NEW YORK • Actually, Conor McGregor has not retired.
McGregor, who had sent out a Twitter message on Tuesday saying that he was stepping away from a lucrative mixed martial arts career, took it back on Thursday. In a statement, he explained that he had been upset with the promotional demands being made by the Ultimate Fighting Championship.
"I am just trying to do my job and fight here," he wrote. "I am paid to fight.
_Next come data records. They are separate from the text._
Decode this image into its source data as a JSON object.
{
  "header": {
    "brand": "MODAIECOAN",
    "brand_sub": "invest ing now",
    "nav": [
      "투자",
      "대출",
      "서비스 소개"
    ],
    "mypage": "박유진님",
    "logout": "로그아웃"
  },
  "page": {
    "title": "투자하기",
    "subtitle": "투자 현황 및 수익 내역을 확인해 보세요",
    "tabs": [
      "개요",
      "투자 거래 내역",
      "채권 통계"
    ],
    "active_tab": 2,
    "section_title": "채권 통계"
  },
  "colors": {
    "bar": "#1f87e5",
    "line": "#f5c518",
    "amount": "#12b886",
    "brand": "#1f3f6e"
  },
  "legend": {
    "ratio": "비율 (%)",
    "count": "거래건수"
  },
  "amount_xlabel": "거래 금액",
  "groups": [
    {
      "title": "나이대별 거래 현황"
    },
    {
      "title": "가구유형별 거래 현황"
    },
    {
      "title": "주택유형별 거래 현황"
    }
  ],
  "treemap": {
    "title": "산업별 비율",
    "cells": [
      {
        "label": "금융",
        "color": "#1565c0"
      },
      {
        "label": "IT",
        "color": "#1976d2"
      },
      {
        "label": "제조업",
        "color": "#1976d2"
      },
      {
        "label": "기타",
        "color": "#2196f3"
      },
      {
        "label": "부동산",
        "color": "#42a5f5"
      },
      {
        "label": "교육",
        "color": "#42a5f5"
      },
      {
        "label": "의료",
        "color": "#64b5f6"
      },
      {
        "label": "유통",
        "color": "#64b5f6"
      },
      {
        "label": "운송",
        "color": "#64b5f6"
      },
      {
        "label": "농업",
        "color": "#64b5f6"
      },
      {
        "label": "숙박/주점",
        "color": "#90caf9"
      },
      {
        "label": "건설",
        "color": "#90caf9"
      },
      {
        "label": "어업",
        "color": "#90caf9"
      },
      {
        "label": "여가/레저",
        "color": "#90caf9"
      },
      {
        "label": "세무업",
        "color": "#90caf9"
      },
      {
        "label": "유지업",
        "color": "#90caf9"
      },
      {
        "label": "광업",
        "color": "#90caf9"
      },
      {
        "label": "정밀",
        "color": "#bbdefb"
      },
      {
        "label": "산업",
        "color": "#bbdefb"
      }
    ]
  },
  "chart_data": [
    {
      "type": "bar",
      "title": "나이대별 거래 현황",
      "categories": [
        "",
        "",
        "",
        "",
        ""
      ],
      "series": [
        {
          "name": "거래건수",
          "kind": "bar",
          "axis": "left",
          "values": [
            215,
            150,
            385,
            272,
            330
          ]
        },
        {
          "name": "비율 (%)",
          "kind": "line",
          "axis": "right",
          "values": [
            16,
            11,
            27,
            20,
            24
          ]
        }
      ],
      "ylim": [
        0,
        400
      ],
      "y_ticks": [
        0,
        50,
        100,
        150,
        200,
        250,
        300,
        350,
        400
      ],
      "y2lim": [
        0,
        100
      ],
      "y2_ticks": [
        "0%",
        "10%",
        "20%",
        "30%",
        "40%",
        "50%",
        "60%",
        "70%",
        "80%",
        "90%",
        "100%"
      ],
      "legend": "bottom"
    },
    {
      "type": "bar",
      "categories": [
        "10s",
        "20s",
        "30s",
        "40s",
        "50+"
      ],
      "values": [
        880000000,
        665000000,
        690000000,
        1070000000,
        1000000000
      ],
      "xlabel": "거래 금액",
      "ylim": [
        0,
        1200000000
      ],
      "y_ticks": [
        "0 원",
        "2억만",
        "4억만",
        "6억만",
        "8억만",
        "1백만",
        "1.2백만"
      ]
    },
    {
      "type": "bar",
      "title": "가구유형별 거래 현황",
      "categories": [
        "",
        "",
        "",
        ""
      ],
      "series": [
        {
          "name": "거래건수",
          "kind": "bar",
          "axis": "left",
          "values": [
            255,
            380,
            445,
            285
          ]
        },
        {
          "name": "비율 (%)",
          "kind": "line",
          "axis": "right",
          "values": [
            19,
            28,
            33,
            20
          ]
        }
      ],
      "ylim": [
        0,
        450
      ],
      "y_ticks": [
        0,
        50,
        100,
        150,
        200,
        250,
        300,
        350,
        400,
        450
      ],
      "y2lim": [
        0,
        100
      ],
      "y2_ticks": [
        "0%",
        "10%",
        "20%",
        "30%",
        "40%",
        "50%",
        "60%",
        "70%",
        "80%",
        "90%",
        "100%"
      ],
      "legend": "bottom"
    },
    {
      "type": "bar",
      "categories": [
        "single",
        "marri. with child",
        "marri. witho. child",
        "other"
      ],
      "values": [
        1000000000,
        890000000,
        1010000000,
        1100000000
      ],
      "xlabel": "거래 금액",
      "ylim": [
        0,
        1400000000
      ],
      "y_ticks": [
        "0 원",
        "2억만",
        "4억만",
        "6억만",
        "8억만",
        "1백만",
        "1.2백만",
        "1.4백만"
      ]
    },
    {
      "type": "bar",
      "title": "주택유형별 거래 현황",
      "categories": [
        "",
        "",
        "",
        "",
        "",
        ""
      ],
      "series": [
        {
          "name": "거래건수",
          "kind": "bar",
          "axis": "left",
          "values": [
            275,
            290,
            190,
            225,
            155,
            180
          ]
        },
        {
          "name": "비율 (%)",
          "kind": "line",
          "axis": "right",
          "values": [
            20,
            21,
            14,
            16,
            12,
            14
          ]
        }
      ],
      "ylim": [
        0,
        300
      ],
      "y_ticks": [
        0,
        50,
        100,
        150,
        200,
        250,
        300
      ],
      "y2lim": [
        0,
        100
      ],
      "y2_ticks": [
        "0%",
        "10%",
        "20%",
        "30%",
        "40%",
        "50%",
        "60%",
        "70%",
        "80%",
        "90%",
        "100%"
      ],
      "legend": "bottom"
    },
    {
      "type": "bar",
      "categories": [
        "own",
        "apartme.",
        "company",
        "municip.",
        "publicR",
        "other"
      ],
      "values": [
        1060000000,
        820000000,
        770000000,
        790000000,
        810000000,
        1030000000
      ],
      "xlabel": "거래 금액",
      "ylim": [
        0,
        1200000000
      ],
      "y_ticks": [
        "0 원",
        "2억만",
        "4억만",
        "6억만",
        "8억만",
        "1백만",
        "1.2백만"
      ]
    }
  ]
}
I am not yet paid to promote."
McGregor seemed to blame the promotional load for his recent upset loss to Nate Diaz.
"Fifty world tours, 200 press conferences, 1 million interviews, 2 million photo shoots, and at the end of it all I'm left looking down the barrel of a lens, staring defeat in the face, thinking of nothing but my incorrect fight preparation," he wrote. "And the many distractions that led to this."
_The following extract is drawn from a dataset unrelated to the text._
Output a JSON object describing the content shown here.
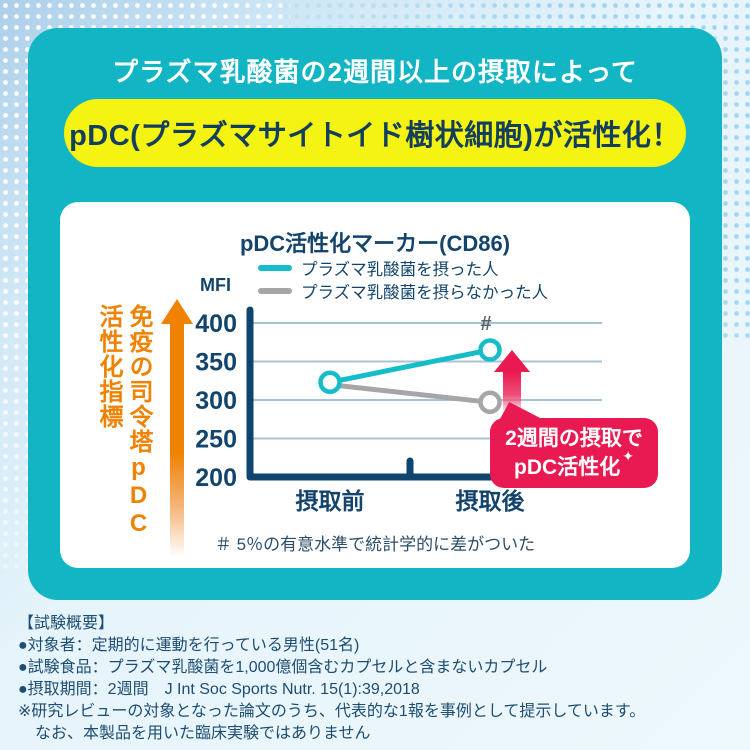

He continued: "With the right adjustments and the right focus, I will finish what I started in that last fight. I will not do this if I am back on the road handing out fliers again."
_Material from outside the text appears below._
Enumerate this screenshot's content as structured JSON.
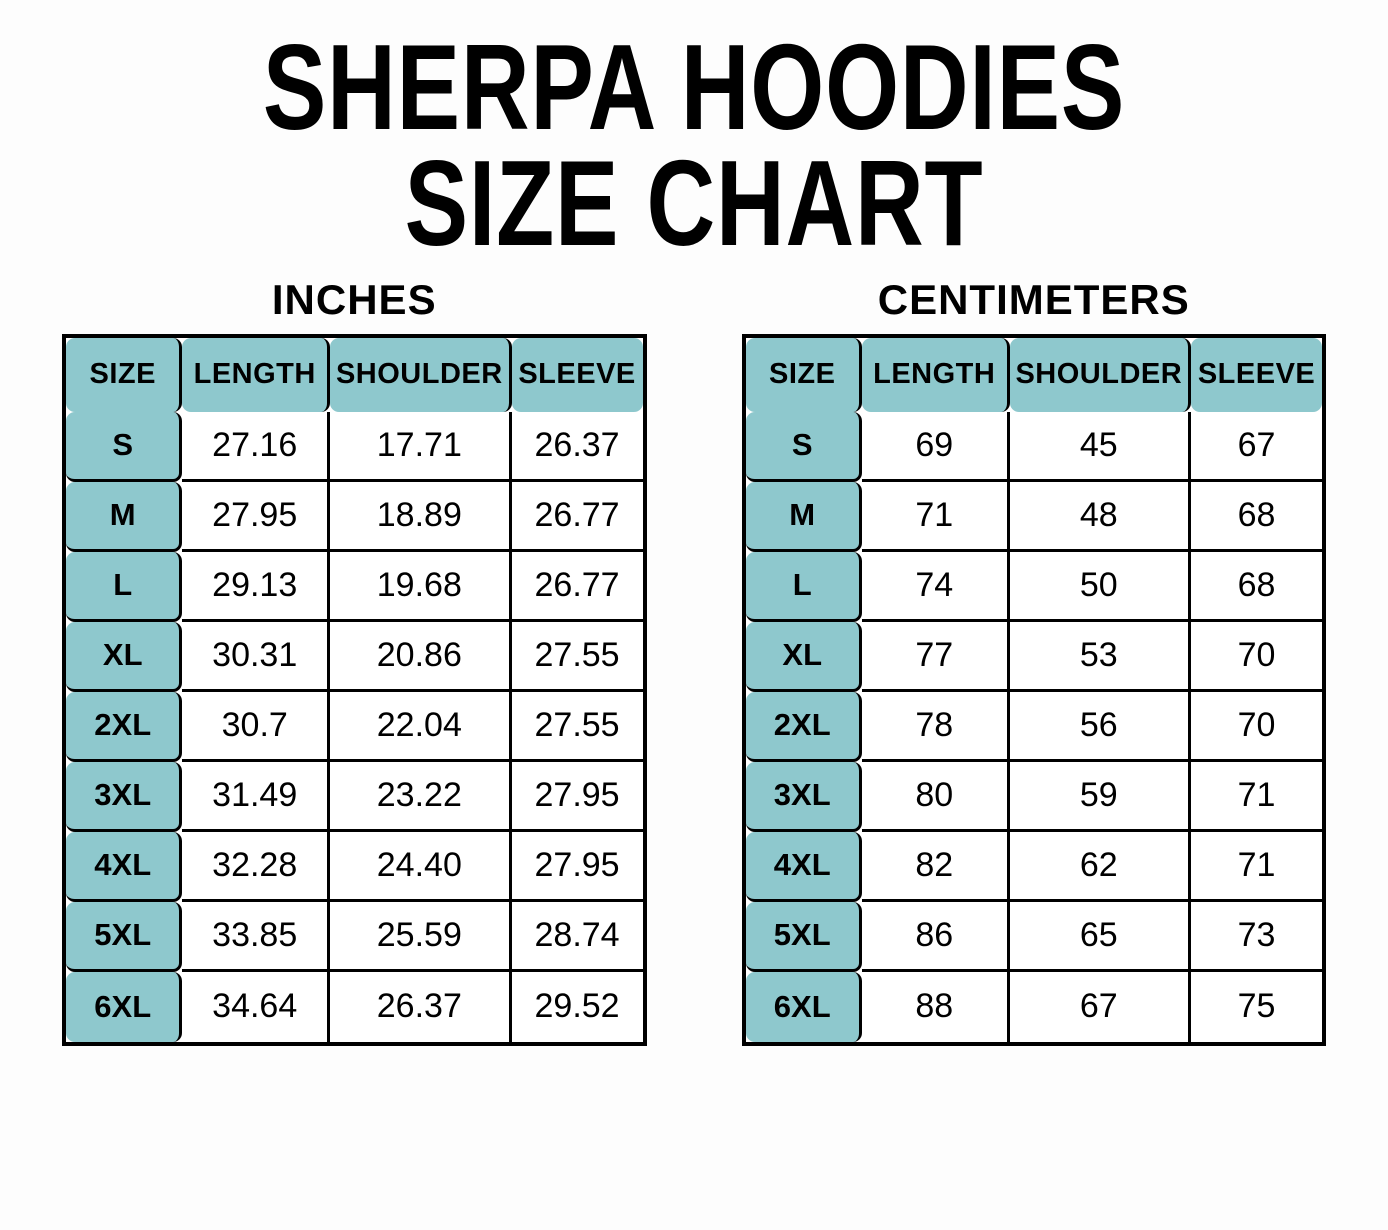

McGregor said a request to lighten his promotional load had been denied.
After his retirement message, UFC president Dana White said that McGregor had been removed from the UFC 200 card in July, when he was to have had a rematch with Diaz.
McGregor said he was still willing to fight on that card.
"I am still ready to go for UFC 200," he wrote. "I will offer, like I already did, to fly to New York for the big press conference that was scheduled, and then I will go back into training. With no distractions."
McGregor has taken UFC by storm, with his fists and his mouth earning him popularity.
Before his loss to Diaz, he had beaten long-time featherweight champion Jose Aldo - then the best pound-for-pound UFC fighter - in just 13 seconds.